The call had said the mare was in the end block, a distance now seeming further than it did in the light. The green mile, she thought, suddenly nervous, noticing how the horses became more restless the nearer she got to her goal. And it was no longer just metal on stone. Hooves kicked at wood, splintered timber; wild eyes and rabid mouths hung over rotting gates, the concrete beneath her turned to mud. Margaret looked behind her, saw only a void.
Another whicker at the end of the darkness.
Despite her terror, the sound of animal pain drew her on until she stood before an open stable; inside, a shape her eyes registered as a horse, but her brain denied the classification. Grotesque and swollen, something writhed beneath the animal’s skin.
“Deliver us,” murmured a voice in the darkness. “Deliver me.”
Margaret backed away only for the horse to turn its pitiful eyes on her, its suffering forcing her forward once more. Reluctantly, she probed the birth canal, grasped skin and bone, pulled the creature from its nightmare womb. From nowhere, skeletal hands reached out and ripped the amniotic sac from the newborn. Sick with horror, she watched it struggle to its feet, grow, become fully-formed. Then dark-shadowed Death mounted its pale horse and rode out into the world.

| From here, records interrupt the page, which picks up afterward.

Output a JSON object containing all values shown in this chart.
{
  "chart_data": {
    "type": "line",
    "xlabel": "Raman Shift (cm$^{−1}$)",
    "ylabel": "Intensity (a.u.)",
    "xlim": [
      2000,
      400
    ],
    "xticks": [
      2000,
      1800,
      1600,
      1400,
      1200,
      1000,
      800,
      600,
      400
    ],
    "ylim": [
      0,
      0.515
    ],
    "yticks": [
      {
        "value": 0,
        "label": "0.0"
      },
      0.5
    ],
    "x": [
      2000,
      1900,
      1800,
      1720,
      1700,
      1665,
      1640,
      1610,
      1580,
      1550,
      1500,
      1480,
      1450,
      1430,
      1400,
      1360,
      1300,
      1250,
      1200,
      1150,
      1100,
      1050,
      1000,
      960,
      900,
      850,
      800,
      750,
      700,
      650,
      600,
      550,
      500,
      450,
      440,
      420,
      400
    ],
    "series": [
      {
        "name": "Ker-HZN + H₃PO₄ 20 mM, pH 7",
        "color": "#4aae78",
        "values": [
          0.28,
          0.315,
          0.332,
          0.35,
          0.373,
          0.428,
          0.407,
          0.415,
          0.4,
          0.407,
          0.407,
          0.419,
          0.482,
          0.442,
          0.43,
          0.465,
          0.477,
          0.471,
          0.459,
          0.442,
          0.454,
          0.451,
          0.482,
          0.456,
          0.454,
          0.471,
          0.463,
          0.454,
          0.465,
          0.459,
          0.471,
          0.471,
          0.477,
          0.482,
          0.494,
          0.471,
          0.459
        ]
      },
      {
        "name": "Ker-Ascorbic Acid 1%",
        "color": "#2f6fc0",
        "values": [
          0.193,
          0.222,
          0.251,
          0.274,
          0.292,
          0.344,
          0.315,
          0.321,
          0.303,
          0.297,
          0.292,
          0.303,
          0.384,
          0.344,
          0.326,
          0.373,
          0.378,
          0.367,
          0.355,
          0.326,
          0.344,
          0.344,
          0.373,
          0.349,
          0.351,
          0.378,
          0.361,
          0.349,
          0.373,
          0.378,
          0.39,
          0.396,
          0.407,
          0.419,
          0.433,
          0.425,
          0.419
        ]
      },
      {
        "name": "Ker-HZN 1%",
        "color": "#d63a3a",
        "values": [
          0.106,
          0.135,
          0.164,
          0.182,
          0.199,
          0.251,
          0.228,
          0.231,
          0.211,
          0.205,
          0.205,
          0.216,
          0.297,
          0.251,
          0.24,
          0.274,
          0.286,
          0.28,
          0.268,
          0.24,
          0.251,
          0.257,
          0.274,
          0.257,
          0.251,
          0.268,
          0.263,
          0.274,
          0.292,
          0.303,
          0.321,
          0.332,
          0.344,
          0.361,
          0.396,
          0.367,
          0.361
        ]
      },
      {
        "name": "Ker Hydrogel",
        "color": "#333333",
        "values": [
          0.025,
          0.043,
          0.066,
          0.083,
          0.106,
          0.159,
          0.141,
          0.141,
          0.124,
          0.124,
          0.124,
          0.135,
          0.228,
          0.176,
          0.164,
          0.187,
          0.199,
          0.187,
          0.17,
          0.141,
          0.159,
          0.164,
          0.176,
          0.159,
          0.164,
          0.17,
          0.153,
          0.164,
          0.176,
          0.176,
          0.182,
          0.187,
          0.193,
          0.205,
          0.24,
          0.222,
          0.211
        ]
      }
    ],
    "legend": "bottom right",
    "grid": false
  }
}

But Margaret didn’t see them go. A dormant blood clot lurking inside suddenly shifted, claimed her with a stroke. Death had been kind, delivering she who had delivered the End.
Congratulations, Steph. You wait for ages for a podium place, then two come along at once! As this week’s Judge’s Pick, you are invited to judge Microcosms 61. Please let me know whether or not you are interested ASAP!